L'exécution de Seamless sur la chaîne Base a accru sa capacité opérationnelle en utilisant l'une des solutions Layer 2 d'Ethereum les moins chères et les plus rapides. Base — un rollup basé sur l'OP Stack développé par Coinbase — est devenu l'un des réseaux L2 les plus actifs en nombre de transactions depuis son lancement sur mainnet en 2023. C'est important car les stratégies DeFi à effet de levier impliquent généralement de nombreuses opérations en plusieurs étapes, incluant des procédures de rééquilibrage et des approbations de transaction. La réduction des coûts d'exécution devient un élément essentiel du processus, les bénéfices de ces activités s'en trouvant accrus.

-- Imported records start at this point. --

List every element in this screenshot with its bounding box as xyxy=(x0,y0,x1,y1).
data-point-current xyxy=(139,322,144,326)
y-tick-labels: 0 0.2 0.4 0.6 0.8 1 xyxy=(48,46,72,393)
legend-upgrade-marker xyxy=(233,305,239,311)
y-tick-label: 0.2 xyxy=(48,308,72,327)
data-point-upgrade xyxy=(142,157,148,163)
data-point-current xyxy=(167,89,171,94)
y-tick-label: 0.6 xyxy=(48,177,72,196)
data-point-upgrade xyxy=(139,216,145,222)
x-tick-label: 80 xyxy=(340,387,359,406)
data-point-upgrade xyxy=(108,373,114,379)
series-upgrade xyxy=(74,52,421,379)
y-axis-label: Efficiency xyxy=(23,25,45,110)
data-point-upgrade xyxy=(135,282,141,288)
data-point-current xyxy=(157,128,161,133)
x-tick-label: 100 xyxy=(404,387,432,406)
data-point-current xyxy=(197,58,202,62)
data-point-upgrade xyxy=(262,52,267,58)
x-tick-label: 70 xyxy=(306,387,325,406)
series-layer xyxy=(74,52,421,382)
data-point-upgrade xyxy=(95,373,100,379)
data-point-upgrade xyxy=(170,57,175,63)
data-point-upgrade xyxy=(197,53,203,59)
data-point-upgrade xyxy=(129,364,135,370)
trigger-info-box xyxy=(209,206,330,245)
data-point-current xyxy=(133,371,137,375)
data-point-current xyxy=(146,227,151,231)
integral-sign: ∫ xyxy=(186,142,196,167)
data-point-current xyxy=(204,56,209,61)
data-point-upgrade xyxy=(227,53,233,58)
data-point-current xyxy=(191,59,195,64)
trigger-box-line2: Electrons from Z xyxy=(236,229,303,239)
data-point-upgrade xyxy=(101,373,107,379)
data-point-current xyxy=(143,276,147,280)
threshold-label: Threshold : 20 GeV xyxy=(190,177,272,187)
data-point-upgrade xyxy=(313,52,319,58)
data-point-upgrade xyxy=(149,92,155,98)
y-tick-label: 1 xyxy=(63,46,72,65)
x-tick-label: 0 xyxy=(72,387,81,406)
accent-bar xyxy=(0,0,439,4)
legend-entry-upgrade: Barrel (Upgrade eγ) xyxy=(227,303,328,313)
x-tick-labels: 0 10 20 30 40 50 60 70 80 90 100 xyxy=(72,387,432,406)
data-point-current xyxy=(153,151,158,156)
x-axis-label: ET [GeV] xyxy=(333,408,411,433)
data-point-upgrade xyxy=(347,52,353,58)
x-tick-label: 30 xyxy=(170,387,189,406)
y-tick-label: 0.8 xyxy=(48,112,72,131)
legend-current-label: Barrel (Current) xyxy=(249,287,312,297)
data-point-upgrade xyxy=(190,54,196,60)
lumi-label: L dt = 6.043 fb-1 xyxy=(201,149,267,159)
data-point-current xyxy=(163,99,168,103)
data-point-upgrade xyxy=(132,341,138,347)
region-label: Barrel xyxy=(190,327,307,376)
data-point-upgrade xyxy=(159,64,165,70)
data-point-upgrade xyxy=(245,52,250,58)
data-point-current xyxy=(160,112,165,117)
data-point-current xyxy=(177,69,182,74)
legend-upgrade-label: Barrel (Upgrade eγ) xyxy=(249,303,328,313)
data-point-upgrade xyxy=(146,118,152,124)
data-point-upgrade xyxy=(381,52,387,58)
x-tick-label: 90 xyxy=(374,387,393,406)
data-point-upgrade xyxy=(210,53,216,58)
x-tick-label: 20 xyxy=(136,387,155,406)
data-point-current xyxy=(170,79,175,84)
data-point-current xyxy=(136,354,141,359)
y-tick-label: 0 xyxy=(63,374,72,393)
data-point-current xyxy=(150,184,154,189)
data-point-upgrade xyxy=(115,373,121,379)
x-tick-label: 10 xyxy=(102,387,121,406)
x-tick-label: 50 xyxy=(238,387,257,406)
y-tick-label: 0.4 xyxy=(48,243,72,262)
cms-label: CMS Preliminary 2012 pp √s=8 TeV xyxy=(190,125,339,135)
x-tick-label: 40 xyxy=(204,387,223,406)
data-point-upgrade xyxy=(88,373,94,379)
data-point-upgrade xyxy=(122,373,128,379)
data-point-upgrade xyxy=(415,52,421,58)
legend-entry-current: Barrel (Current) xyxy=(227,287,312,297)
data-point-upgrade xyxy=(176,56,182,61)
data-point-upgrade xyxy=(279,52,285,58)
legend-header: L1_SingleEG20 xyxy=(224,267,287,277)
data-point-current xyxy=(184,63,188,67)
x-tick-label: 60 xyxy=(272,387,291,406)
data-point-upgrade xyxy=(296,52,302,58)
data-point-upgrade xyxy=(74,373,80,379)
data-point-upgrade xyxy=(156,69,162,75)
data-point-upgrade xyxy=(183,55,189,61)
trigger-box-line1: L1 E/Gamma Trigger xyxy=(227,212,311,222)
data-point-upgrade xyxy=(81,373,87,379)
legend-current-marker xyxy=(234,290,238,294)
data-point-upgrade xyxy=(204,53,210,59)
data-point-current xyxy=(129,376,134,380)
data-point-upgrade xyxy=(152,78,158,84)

Base élève le crédit Morpho et permet des actions sans friction
Morpho sur Base illustre pourquoi le Layer 2 compte au-delà de la simple réduction du coût des transactions. Morpho fournit des marchés de prêt sans permission et une infrastructure de coffres, tandis que Base offre à ces interactions un environnement Layer 2 compatible EVM conçu pour des transactions plus rapides et moins coûteuses. Morpho prend actuellement en charge Base aux côtés d'Ethereum et d'autres réseaux.
Le bénéfice est particulièrement important pour la DeFi, car le prêt est rarement une transaction unique. Les utilisateurs peuvent fournir des garanties, emprunter, rembourser, retirer, rééquilibrer ou interagir avec des coffres à de multiples reprises. Lorsque les coûts d'exécution sont plus bas, ces actions plus petites et plus fréquentes deviennent économiquement rationnelles au lieu d'être découragées par les frais de transaction. Base distingue le coût de la transaction entre composante d'exécution L2 et composante de sécurité L1, illustrant comment l'architecture Layer 2 allège la charge d'exécution tout en réglant au sein de l'écosystème Ethereum.
Une règle de décision utile pour évaluer la DeFi sur Layer 2 : la technologie de scaling doit améliorer le produit lui-même, et non simplement ajouter un badge de réseau au projet. Les critères clés incluent une friction d'interaction réduite, une liquidité suffisante, une infrastructure fiable et une expérience utilisateur qui rend l'activité on-chain fréquente praticable. Le Layer 2 réussit lorsque les utilisateurs constatent ce qu'ils peuvent faire plus facilement — non pas quelle architecture de scaling tourne en dessous.